Ero arrabbiata, ma non ero un’assassina. Non avrei messo fine ad una vita, per quanto insulsa ed odiosa fosse.
“C-chi diavolo sei?” rantolò prima di perdere conoscenza.
Già, chi ero?
Mi alzai lasciandolo lì per terra e mi avvicinai di corsa alla donna.
La voltai con il viso all’insù e sentii se respirava ancora.
Per fortuna era solo svenuta, ma il colpo in testa le stava facendo perdere molto sangue.
Presi il telefono che mi aveva regalato Hanabi l’anno scorso dalla borsa e composi in fretta il numero dell’emergenza.
“Pronto?” mi rispose una voce di donna.
“Servono due ambulanze in un vicolo nella zona Est di Konoha” andai fuori in strada e mi guardai attorno.”Il vicolo si trova proprio di fronte alla macelleria, non molto lontano dalla palestra.
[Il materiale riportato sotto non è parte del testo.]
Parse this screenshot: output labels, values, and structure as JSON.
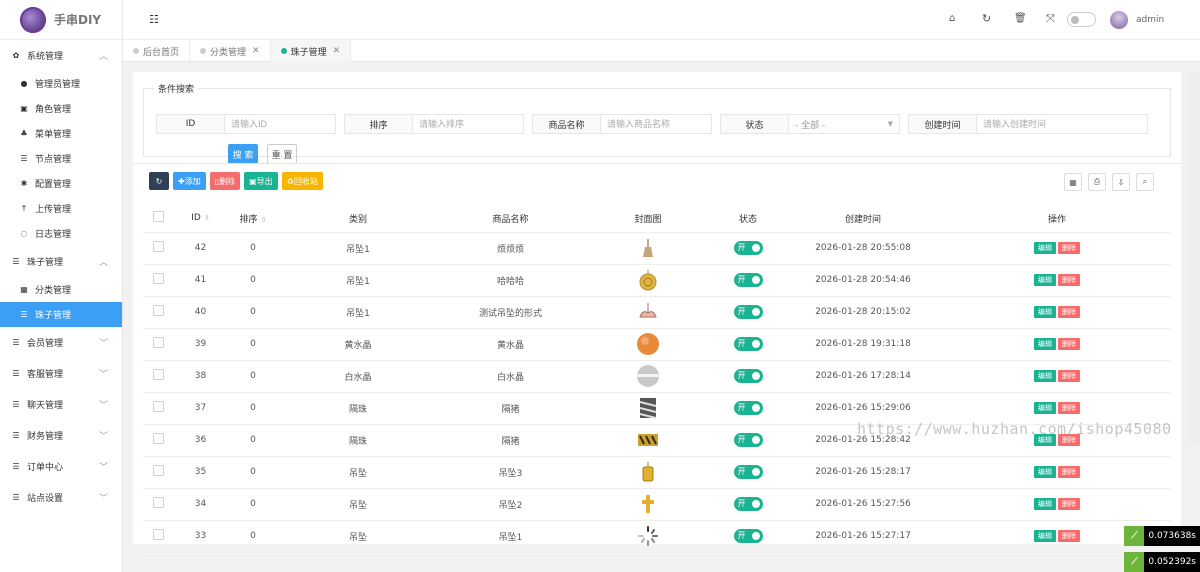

Lì troverete un uomo e una donna gravemente feriti alla testa. La donna ha perso molto sangue, l’uomo invece è solo privo di coscienza.
Portate anche alcuni agenti della polizia. Lui l’ha aggredita prima di svenire”
“U-un momento chi è lei?” spensi la telefonata.
Mi riavvicinai alla donna e ricontrollai le sue condizioni. Non ne sapevo niente di pronto soccorso e mi limitai a controllare che continuasse a respirare.
Quando sentii in lontananza le sirene delle ambulanze mi alzai.
Dedicai un ultimo sguardo di disprezzo all’uomo che ancora giaceva a terra e poi mi allontanai di corsa.
Forse avevo trovato un modo utile per gestire ed utilizzare le mie nuove capacità.
Forse, almeno per una volta nella mia vita avrei potuto proteggere gli altri.
Continuai a correre senza mai voltarmi con la consapevolezza che non sarei più stata un peso per nessuno.
 




Spero che il capitolo sia piaciuto..!!!ù
E' stato un vero e proprio parto direi!